Sushmita Banerjee, also known as Sushmita Bandhopadhyay and Sayeda Kamala (1963/1964 – 4/5 September 2013), was a writer and activist from India. Her works include the memoir Kabuliwalar Bangali Bou (A Kabuliwala's Bengali Wife; 1997) based on her experience of marrying an Afghan and her time in Afghanistan during Taliban rule. The story was used as the basis for the Bollywood film Escape from Taliban (2003). She was murdered at age 50 by suspected Taliban jihadists during the evening of 4 September or in the early morning hours of 5 September 2013, outside her home in Paktika Province, Afghanistan.

==Life==
Sushmita Banerjee was born in Calcutta (present-day Kolkata, India) to a middle-class Bengali family. Her father worked in the civil defense department and her mother was a homemaker. She was the only sister to her three brothers. She first met her future husband Janbaz Khan, an Afghan businessman, at a theatre rehearsal in Calcutta and married him on 2 July 1988. The marriage took place secretly in Kolkata, as she feared her parents would object. When her parents tried to get them divorced, she fled to Afghanistan with Khan. She then discovered that her husband already had a wife, Gulguti. In her book, Gulguti is described as one of her brother-in-law's wives. Although shocked, she continued to live in Khan's ancestral house in Patiya village, with her three brothers-in-law, their wives, and children. Khan later returned to Kolkata to continue his business, but Banerjee could not return.

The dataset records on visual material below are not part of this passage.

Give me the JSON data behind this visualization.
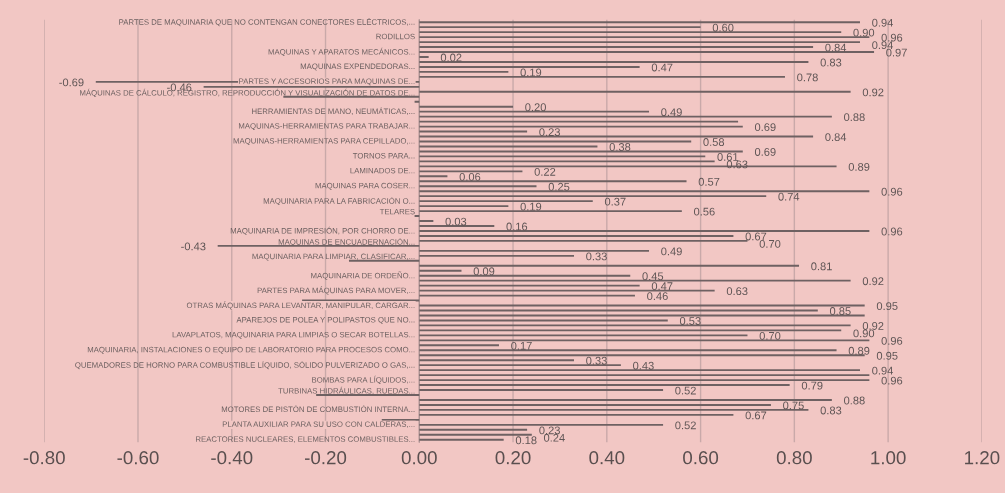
{
  "chart_data": {
    "type": "bar",
    "orientation": "horizontal",
    "categories": [
      "PARTES DE MAQUINARIA QUE NO CONTENGAN CONECTORES ELÉCTRICOS,...",
      null,
      null,
      "RODILLOS",
      null,
      null,
      "MAQUINAS Y APARATOS MECÁNICOS...",
      null,
      null,
      "MAQUINAS EXPENDEDORAS...",
      null,
      null,
      "PARTES Y ACCESORIOS PARA MAQUINAS DE...",
      null,
      null,
      "MÁQUINAS DE CÁLCULO, REGISTRO, REPRODUCCIÓN Y VISUALIZACIÓN DE DATOS DE...",
      null,
      null,
      "HERRAMIENTAS DE MANO, NEUMÁTICAS,...",
      null,
      null,
      "MAQUINAS-HERRAMIENTAS PARA TRABAJAR...",
      null,
      null,
      "MAQUINAS-HERRAMIENTAS PARA CEPILLADO,...",
      null,
      null,
      "TORNOS PARA...",
      null,
      null,
      "LAMINADOS DE...",
      null,
      null,
      "MAQUINAS PARA COSER...",
      null,
      null,
      "MAQUINARIA PARA LA FABRICACIÓN O...",
      null,
      null,
      "TELARES",
      null,
      null,
      "MAQUINARIA DE IMPRESIÓN, POR CHORRO DE...",
      null,
      null,
      "MAQUINAS DE ENCUADERNACIÓN...",
      null,
      null,
      "MAQUINARIA PARA LIMPIAR, CLASIFICAR,...",
      null,
      null,
      "MAQUINARIA DE ORDEÑO...",
      null,
      null,
      "PARTES PARA MÁQUINAS PARA MOVER,...",
      null,
      null,
      "OTRAS MÁQUINAS PARA LEVANTAR, MANIPULAR, CARGAR...",
      null,
      null,
      "APAREJOS DE POLEA Y POLIPASTOS QUE NO...",
      null,
      null,
      "LAVAPLATOS, MAQUINARIA PARA LIMPIAS O SECAR BOTELLAS...",
      null,
      null,
      "MAQUINARIA, INSTALACIONES O EQUIPO DE LABORATORIO PARA PROCESOS COMO...",
      null,
      null,
      "QUEMADORES DE HORNO PARA COMBUSTIBLE LÍQUIDO, SÓLIDO PULVERIZADO O GAS,...",
      null,
      null,
      "BOMBAS PARA LÍQUIDOS,...",
      null,
      null,
      "TURBINAS HIDRÁULICAS, RUEDAS...",
      null,
      null,
      "MOTORES DE PISTÓN DE COMBUSTIÓN INTERNA...",
      null,
      null,
      "PLANTA AUXILIAR PARA SU USO CON CALDERAS,...",
      null,
      null,
      "REACTORES NUCLEARES, ELEMENTOS COMBUSTIBLES..."
    ],
    "values": [
      0.94,
      0.6,
      0.9,
      0.96,
      0.94,
      0.84,
      0.97,
      0.02,
      0.83,
      0.47,
      0.19,
      0.78,
      -0.69,
      -0.46,
      0.92,
      -0.29,
      -0.01,
      0.2,
      0.49,
      0.88,
      0.68,
      0.69,
      0.23,
      0.84,
      0.58,
      0.38,
      0.69,
      0.61,
      0.63,
      0.89,
      0.22,
      0.06,
      0.57,
      0.25,
      0.96,
      0.74,
      0.37,
      0.19,
      0.56,
      -0.01,
      0.03,
      0.16,
      0.96,
      0.67,
      0.7,
      -0.43,
      0.49,
      0.33,
      -0.15,
      0.81,
      0.09,
      0.45,
      0.92,
      0.47,
      0.63,
      0.46,
      -0.25,
      0.95,
      0.85,
      0.95,
      0.53,
      0.92,
      0.9,
      0.7,
      0.96,
      0.17,
      0.89,
      0.95,
      0.33,
      0.43,
      0.94,
      0.96,
      0.96,
      0.79,
      0.52,
      -0.22,
      0.88,
      0.75,
      0.83,
      0.67,
      -0.08,
      0.52,
      0.23,
      0.24,
      0.18
    ],
    "value_labels": [
      "0.94",
      "0.60",
      "0.90",
      "0.96",
      "0.94",
      "0.84",
      "0.97",
      "0.02",
      "0.83",
      "0.47",
      "0.19",
      "0.78",
      "-0.69",
      "-0.46",
      "0.92",
      null,
      null,
      "0.20",
      "0.49",
      "0.88",
      null,
      "0.69",
      "0.23",
      "0.84",
      "0.58",
      "0.38",
      "0.69",
      "0.61",
      "0.63",
      "0.89",
      "0.22",
      "0.06",
      "0.57",
      "0.25",
      "0.96",
      "0.74",
      "0.37",
      "0.19",
      "0.56",
      null,
      "0.03",
      "0.16",
      "0.96",
      "0.67",
      "0.70",
      "-0.43",
      "0.49",
      "0.33",
      null,
      "0.81",
      "0.09",
      "0.45",
      "0.92",
      "0.47",
      "0.63",
      "0.46",
      null,
      "0.95",
      "0.85",
      null,
      "0.53",
      "0.92",
      "0.90",
      "0.70",
      "0.96",
      "0.17",
      "0.89",
      "0.95",
      "0.33",
      "0.43",
      "0.94",
      null,
      "0.96",
      "0.79",
      "0.52",
      null,
      "0.88",
      "0.75",
      "0.83",
      "0.67",
      null,
      "0.52",
      "0.23",
      "0.24",
      "0.18"
    ],
    "color": "#6e6162",
    "xlim": [
      -0.8,
      1.2
    ],
    "xticks": [
      {
        "value": -0.8,
        "label": "-0.80"
      },
      {
        "value": -0.6,
        "label": "-0.60"
      },
      {
        "value": -0.4,
        "label": "-0.40"
      },
      {
        "value": -0.2,
        "label": "-0.20"
      },
      {
        "value": 0,
        "label": "0.00"
      },
      {
        "value": 0.2,
        "label": "0.20"
      },
      {
        "value": 0.4,
        "label": "0.40"
      },
      {
        "value": 0.6,
        "label": "0.60"
      },
      {
        "value": 0.8,
        "label": "0.80"
      },
      {
        "value": 1.0,
        "label": "1.00"
      },
      {
        "value": 1.2,
        "label": "1.20"
      }
    ],
    "grid": "x"
  }
}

Banerjee made two abortive attempts to flee Afghanistan. She was caught and held under house arrest. A fatwa was issued against her and she was scheduled to die on 22 July 1995. With the help of the village headman, she finally fled. She reached Kabul, and took a flight back to Kolkata on 12 August 1995.

She lived in India until 2013, and published several books. She and her husband eventually reconciled, and began living together in India, before deciding to return to Afghanistan. After returning to Afghanistan, she worked as a health worker in Paktika Province in southeastern Afghanistan, and began filming the lives of local women.

==Murder==
According to Afghan police, suspected Taliban forced entry into her house in Paktika on the night of 4 September 2013. They bound her husband and absconded with her. Her corpse was found early the next day on the outskirts of provincial capital Sharana. The body had 20 bullet hole marks. Police surmised she might have been targeted for various reasons. The Taliban denied involvement. Later, a spokesman for a renegade Taliban militia group announced it had killed Banerjee because they believed she was "an Indian spy".

==Books==
Sushmita Banerjee wrote Kabuliwalar Bangali Bou ("A Kabuliwala's Bengali Wife") in 1995. In 2003, Escape from Taliban, a Bollywood film, starring Manisha Koirala was made based on the book. She authored Talibani Atyachar—Deshe o Bideshe (Taliban atrocities in Afghanistan and Abroad), Mullah Omar, Taliban O Ami (Mullah Omar, Taliban and I) (2000), Ek Borno Mithya Noi (Not a Word is a Lie) (2001) and Sabhyatar Sesh Punyabani (The Swansong of Civilisation).